Откуда-то со стороны уже близкого метро послышался вой мощного мотора, работающего на форсированных оборотах, и гулкое буханье сабвуфера. На мгновение на перекрестке Энгельса и Просвета показался огромный черный Субурбан, который с ревом пронесся и тут же скрылся в южном направлении, оставив после себя замирающее эхо пугливо мечущееся между домов.

– Вот люди развлекаются, – немного завистливо проговорила Мора.

– Из Меги едут наверное. Повезло им, что меня там сегодня не было.

– А может тебе?

– Мора, мы только полчаса вдвоем, а ты меня уже начинаешь все больше и больше раздражать. Попытайся переломить этот тренд, иначе мне придется тебя наказать.

– Ладно, ладно, – примирительно подняв руки вверх, сказала она. – Нам надо поторопиться. Зомбаки же так просто не отстанут, – Мора кивком показала на толпу, которая по мере приближения уже начинала приобретать неприятную разноликость и пестроту.

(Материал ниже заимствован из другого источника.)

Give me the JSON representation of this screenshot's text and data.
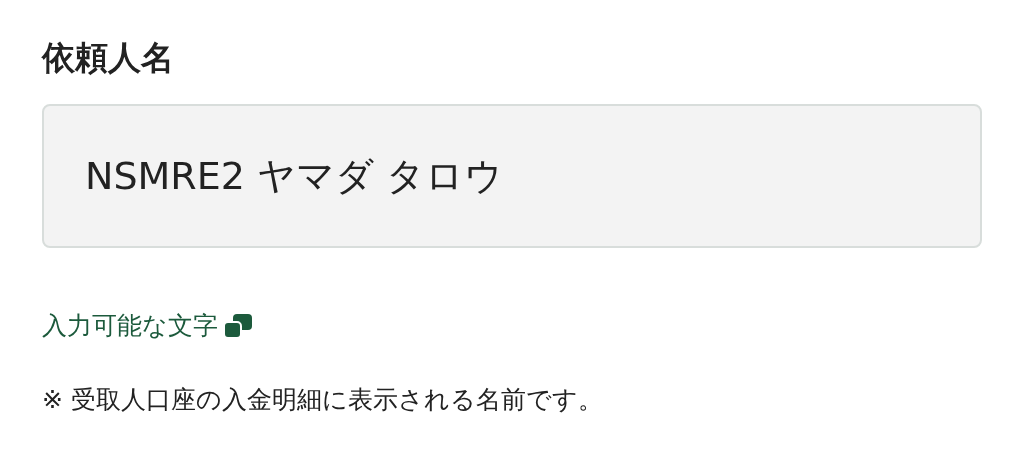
{
  "field": {
    "label": "依頼人名",
    "value": "NSMRE2 ヤマダ タロウ"
  },
  "link": {
    "text": "入力可能な文字"
  },
  "note": "※ 受取人口座の入金明細に表示される名前です。"
}
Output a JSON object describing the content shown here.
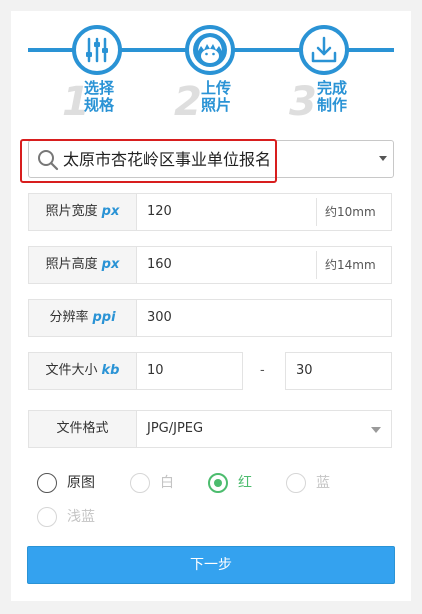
{
  "steps": [
    {
      "num": "1",
      "line1": "选择",
      "line2": "规格",
      "icon": "sliders-icon"
    },
    {
      "num": "2",
      "line1": "上传",
      "line2": "照片",
      "icon": "face-icon"
    },
    {
      "num": "3",
      "line1": "完成",
      "line2": "制作",
      "icon": "download-icon"
    }
  ],
  "search": {
    "value": "太原市杏花岭区事业单位报名"
  },
  "form": {
    "width": {
      "label": "照片宽度",
      "unit": "px",
      "value": "120",
      "hint": "约10mm"
    },
    "height": {
      "label": "照片高度",
      "unit": "px",
      "value": "160",
      "hint": "约14mm"
    },
    "dpi": {
      "label": "分辨率",
      "unit": "ppi",
      "value": "300"
    },
    "filesize": {
      "label": "文件大小",
      "unit": "kb",
      "min": "10",
      "sep": "-",
      "max": "30"
    },
    "format": {
      "label": "文件格式",
      "value": "JPG/JPEG"
    }
  },
  "background_options": [
    {
      "label": "原图",
      "state": "enabled"
    },
    {
      "label": "白",
      "state": "disabled"
    },
    {
      "label": "红",
      "state": "checked"
    },
    {
      "label": "蓝",
      "state": "disabled"
    },
    {
      "label": "浅蓝",
      "state": "disabled"
    }
  ],
  "next_button": "下一步",
  "colors": {
    "accent": "#2a93d5",
    "button": "#34a2ef",
    "checked": "#4cbc6e",
    "highlight": "#d81e1e"
  }
}
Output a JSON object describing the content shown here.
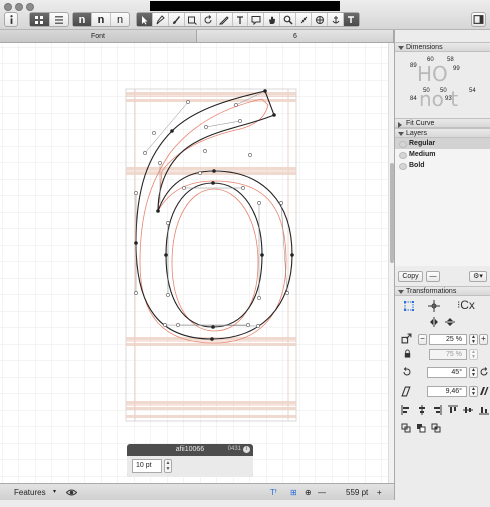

Не знаю почему, возможно из-за неожиданно пронесшейся мимо чужой, бурно проживаемой человеческой жизни, я вдруг очень захотел Мору. Мне показалось, что сейчас я упускаю нечто важное, что-то, что дает смысл всему нашему безумному существованию. Мора шла впереди, природно-грациозно качая бедрами, переставляя длинные аппетитные ножки. Дикое желание захлестнуло меня, но инстинкт самосохранения толкал в спину, подгоняя. Я заметил как с противоположных сторон проспекта нам наперерез выдвинулись две группы зомби. Их синхронность несколько насторожила меня, но зная чуткую слабость зомби к живым людям, не удивила. Мерзкие вороны галдя низко кружили у нас над головами. Не выдержав их криков, я, не снимая автомата с шеи, дал по ним короткую очередь. Одна ворона, сначала отброшенная пулей вверх, растопырив свои черные крылья упала нам под ноги.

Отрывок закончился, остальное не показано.